1. Ist ein gegenseitiger Vertrag zur Zeit der Eröffnung des Insolvenzverfahrens
vom Schuldner und vom anderen Teil nicht oder nicht vollständig erfüllt,
so kann der Insolvenzverwalter gemäß § 103 Abs. 1 InsO den Vertrag erfüllen
und die Erfüllung vom anderen Teil verlangen. Lehnt der Verwalter die Erfüllung
ab, so kann der andere Teil gemäß § 103 Abs. 2 Satz 1 InsO eine Forderung
wegen der Nichterfüllung nur als Insolvenzgläubiger geltend machen. Der Generalübernehmervertrag
stellt einen gegenseitigen Vertrag im Sinne des § 103
InsO dar.

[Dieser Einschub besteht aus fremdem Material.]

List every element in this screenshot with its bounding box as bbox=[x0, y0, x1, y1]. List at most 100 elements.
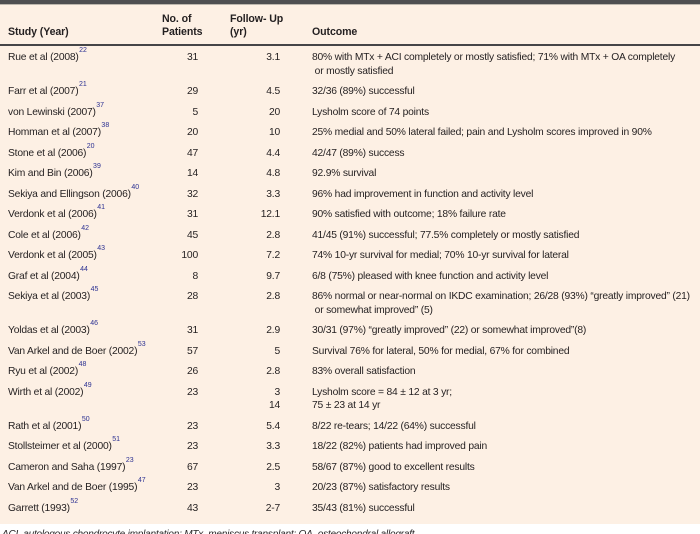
followup-years: 20 bbox=[268, 106, 280, 118]
outcome-text: 6/8 (75%) pleased with knee function and… bbox=[312, 270, 549, 282]
table-row: Van Arkel and de Boer (2002)53 57 5 Surv… bbox=[0, 340, 700, 363]
citation-superscript: 44 bbox=[80, 265, 88, 273]
outcome-text: Lysholm score = 84 ± 12 at 3 yr; 75 ± 23… bbox=[312, 386, 452, 412]
patients-count: 29 bbox=[186, 86, 198, 97]
patients-count: 31 bbox=[186, 209, 198, 220]
patients-count: 32 bbox=[186, 188, 198, 200]
study-name: Cameron and Saha (1997) bbox=[8, 461, 126, 473]
patients-count: 67 bbox=[186, 461, 198, 473]
citation-superscript: 50 bbox=[81, 415, 90, 423]
table-row: Garrett (1993)52 43 2-7 35/43 (81%) succ… bbox=[0, 498, 700, 520]
outcome-text: 32/36 (89%) successful bbox=[312, 86, 415, 97]
outcome-text: 18/22 (82%) patients had improved pain bbox=[312, 441, 487, 452]
table-row: Stone et al (2006)20 47 4.4 42/47 (89%) … bbox=[0, 143, 700, 165]
patients-count: 5 bbox=[192, 106, 198, 118]
citation-superscript: 21 bbox=[78, 81, 87, 89]
study-name: Sekiya et al (2003) bbox=[8, 291, 91, 302]
outcome-text: 8/22 re-tears; 14/22 (64%) successful bbox=[312, 420, 476, 432]
outcome-text: 96% had improvement in function and acti… bbox=[312, 188, 534, 200]
citation-superscript: 39 bbox=[93, 163, 101, 171]
patients-count: 23 bbox=[186, 386, 198, 398]
followup-years: 5 bbox=[274, 345, 280, 357]
study-name: Graf et al (2004) bbox=[8, 270, 80, 282]
table-row: Sekiya et al (2003)45 28 2.8 86% normal … bbox=[0, 286, 700, 321]
outcome-text: 74% 10-yr survival for medial; 70% 10-yr… bbox=[312, 250, 569, 261]
study-name: Kim and Bin (2006) bbox=[8, 168, 93, 179]
followup-years: 4.4 bbox=[266, 147, 280, 159]
patients-count: 28 bbox=[186, 291, 198, 302]
citation-superscript: 45 bbox=[90, 286, 99, 294]
column-header-patients: No. of Patients bbox=[162, 4, 212, 46]
study-name: Garrett (1993) bbox=[8, 502, 70, 514]
study-name: von Lewinski (2007) bbox=[8, 106, 96, 118]
followup-years: 10 bbox=[268, 127, 280, 138]
outcome-text: Survival 76% for lateral, 50% for medial… bbox=[312, 345, 570, 357]
followup-years: 3 14 bbox=[268, 386, 280, 412]
citation-superscript: 53 bbox=[137, 340, 146, 348]
study-name: Wirth et al (2002) bbox=[8, 386, 84, 398]
citation-superscript: 49 bbox=[83, 381, 92, 389]
table-row: Cole et al (2006)42 45 2.8 41/45 (91%) s… bbox=[0, 224, 700, 247]
citation-superscript: 40 bbox=[131, 183, 140, 191]
citation-superscript: 42 bbox=[81, 224, 90, 232]
patients-count: 20 bbox=[186, 127, 198, 138]
study-name: Van Arkel and de Boer (2002) bbox=[8, 345, 138, 357]
outcome-text: 90% satisfied with outcome; 18% failure … bbox=[312, 209, 506, 220]
patients-count: 14 bbox=[186, 168, 198, 179]
outcome-text: 83% overall satisfaction bbox=[312, 366, 416, 377]
outcome-text: 20/23 (87%) satisfactory results bbox=[312, 482, 450, 493]
study-name: Ryu et al (2002) bbox=[8, 366, 79, 377]
outcome-text: 42/47 (89%) success bbox=[312, 147, 405, 159]
table-body: Rue et al (2008)22 31 3.1 80% with MTx +… bbox=[0, 45, 700, 519]
study-name: Stone et al (2006) bbox=[8, 147, 87, 159]
table-row: Stollsteimer et al (2000)51 23 3.3 18/22… bbox=[0, 436, 700, 458]
followup-years: 4.8 bbox=[266, 168, 280, 179]
column-header-study: Study (Year) bbox=[0, 4, 162, 46]
followup-years: 3.1 bbox=[266, 52, 280, 63]
citation-superscript: 37 bbox=[96, 101, 105, 109]
study-name: Stollsteimer et al (2000) bbox=[8, 441, 112, 452]
outcome-text: 92.9% survival bbox=[312, 168, 377, 179]
citation-superscript: 48 bbox=[78, 361, 87, 369]
patients-count: 23 bbox=[186, 420, 198, 432]
citation-superscript: 46 bbox=[90, 320, 98, 328]
table-row: Ryu et al (2002)48 26 2.8 83% overall sa… bbox=[0, 361, 700, 383]
table-row: Rath et al (2001)50 23 5.4 8/22 re-tears… bbox=[0, 415, 700, 438]
followup-years: 3.3 bbox=[266, 188, 280, 200]
citation-superscript: 43 bbox=[97, 245, 106, 253]
table-row: Wirth et al (2002)49 23 3 14 Lysholm sco… bbox=[0, 381, 700, 417]
study-name: Homman et al (2007) bbox=[8, 127, 101, 138]
column-header-followup: Follow- Up (yr) bbox=[212, 4, 300, 46]
patients-count: 31 bbox=[186, 52, 198, 63]
patients-count: 26 bbox=[186, 366, 198, 377]
outcome-text: Lysholm score of 74 points bbox=[312, 106, 429, 118]
table-row: Sekiya and Ellingson (2006)40 32 3.3 96%… bbox=[0, 183, 700, 206]
study-name: Cole et al (2006) bbox=[8, 229, 81, 241]
followup-years: 7.2 bbox=[266, 250, 280, 261]
citation-superscript: 47 bbox=[137, 477, 146, 485]
table-row: Verdonk et al (2006)41 31 12.1 90% satis… bbox=[0, 204, 700, 226]
table-header: Study (Year) No. of Patients Follow- Up … bbox=[0, 4, 700, 46]
followup-years: 9.7 bbox=[266, 270, 280, 282]
followup-years: 3.3 bbox=[266, 441, 280, 452]
study-name: Farr et al (2007) bbox=[8, 86, 79, 97]
followup-years: 2.5 bbox=[266, 461, 280, 473]
study-name: Sekiya and Ellingson (2006) bbox=[8, 188, 131, 200]
patients-count: 23 bbox=[186, 482, 198, 493]
followup-years: 2.8 bbox=[266, 291, 280, 302]
followup-years: 4.5 bbox=[266, 86, 280, 97]
patients-count: 43 bbox=[186, 502, 198, 514]
table-row: Kim and Bin (2006)39 14 4.8 92.9% surviv… bbox=[0, 163, 700, 185]
citation-superscript: 41 bbox=[97, 204, 106, 212]
outcome-text: 30/31 (97%) “greatly improved” (22) or s… bbox=[312, 325, 587, 336]
study-name: Verdonk et al (2005) bbox=[8, 250, 97, 261]
patients-count: 57 bbox=[186, 345, 198, 357]
table-row: Rue et al (2008)22 31 3.1 80% with MTx +… bbox=[0, 45, 700, 82]
study-name: Rue et al (2008) bbox=[8, 52, 79, 63]
patients-count: 47 bbox=[186, 147, 198, 159]
followup-years: 2.9 bbox=[266, 325, 280, 336]
citation-superscript: 23 bbox=[125, 456, 134, 464]
study-name: Yoldas et al (2003) bbox=[8, 325, 90, 336]
patients-count: 31 bbox=[186, 325, 198, 336]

In ihm hat sich die Schuldnerin zur schlüsselfertigen Planung und
Herstellung der Pflegeeinrichtung verpflichtet, die Klägerin zur Zahlung der vereinbarten
Vergütung. Ein Werkvertrag über Bauleistungen ist ein gegenseitiger
Vertrag im Sinne von § 103 InsO (vgl. BGH, Urteil vom 25. April 2002 - IX ZR
313/99, BGHZ 150, 353, 358 zu § 9 GesO; vom 19. November 2015 - IX ZR
198/14, WM 2016, 90 Rn. 15; MünchKomm-InsO/Huber, 3. Aufl., § 103 Rn. 67;
Uhlenbruck/Wegener, InsO, 15. Aufl., § 103 Rn. 27).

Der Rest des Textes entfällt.